Jonathan Gorard recently wrote a thread arguing that LLMs exposed how much of human knowledge lives at surprisingly low Kolmogorov complexity. The minimal algorithmic representation of most text and code is far more compact than the artifact itself. LLMs succeed because they learn to decompress efficiently.

I think this framing applies to biology, with an important caveat.

The organism itself is low complexity. The human genome is roughly 750MB of raw sequence, with over 50% consisting of repeats (Lander et al., 2001), compressible to about 4MB of unique information. That 4MB decompresses into 37 trillion cells, hundreds of cell types, decades of coordinated development. Gene regulation, transcription, folding, morphogenesis: all steps in a decompression pipeline that unpacks a compact code into an organism. AlphaFold proved this for proteins (Jumper et al., 2021). Sequence in, structure out. It works because protein structure has low Kolmogorov complexity relative to its apparent complexity. The information is already in the sequence. The model just learns to decompress it.

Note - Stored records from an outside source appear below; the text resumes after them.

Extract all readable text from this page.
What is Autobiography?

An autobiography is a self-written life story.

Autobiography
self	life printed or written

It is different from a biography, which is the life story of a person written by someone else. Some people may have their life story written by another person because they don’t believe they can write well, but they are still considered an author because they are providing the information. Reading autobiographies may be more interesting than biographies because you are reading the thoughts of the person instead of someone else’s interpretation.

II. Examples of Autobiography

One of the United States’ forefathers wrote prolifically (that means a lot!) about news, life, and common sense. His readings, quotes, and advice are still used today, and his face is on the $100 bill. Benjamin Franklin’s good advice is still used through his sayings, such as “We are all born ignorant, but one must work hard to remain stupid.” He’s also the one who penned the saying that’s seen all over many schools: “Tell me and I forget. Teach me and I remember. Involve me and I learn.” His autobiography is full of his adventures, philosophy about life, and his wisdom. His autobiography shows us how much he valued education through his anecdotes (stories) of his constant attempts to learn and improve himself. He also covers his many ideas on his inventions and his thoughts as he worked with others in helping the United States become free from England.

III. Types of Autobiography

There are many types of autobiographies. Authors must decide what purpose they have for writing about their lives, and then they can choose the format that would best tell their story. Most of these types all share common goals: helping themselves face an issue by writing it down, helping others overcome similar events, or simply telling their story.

Where the analogy breaks is aging.

A compact system running inside a high-complexity environment for decades accumulates damage that has no compact description. Every stochastic mutation, every environmental exposure, every protein misfolding event, every immune encounter adds irreducible complexity. Gladyshev formalized this as the “deleteriome”: the cumulative burden of deleterious changes across all levels of biological organization, from molecules to organs, driven by genetic, environmental, and stochastic processes (Gladyshev, 2016). The damage is generated by the interaction between a compact program and an incompressible world. As he once put it: aging might be more complex than life itself. For life, you need to know how to build. For aging, there’s a combinatorial space of things that can go wrong.

Lipsitz and Goldberger showed decades ago that aging is associated with a progressive loss of physiological complexity, from heartbeat dynamics to gait patterns (Lipsitz & Goldberger, 1992). The system becomes less able to respond to perturbation. This loss of complexity at the physiological level is itself the signature of high-complexity damage at the molecular level: the accumulated noise in damaged macromolecules, epigenetic drift, and cellular heterogeneity that Gladyshev’s group has documented (Ogrodnik et al., 2018).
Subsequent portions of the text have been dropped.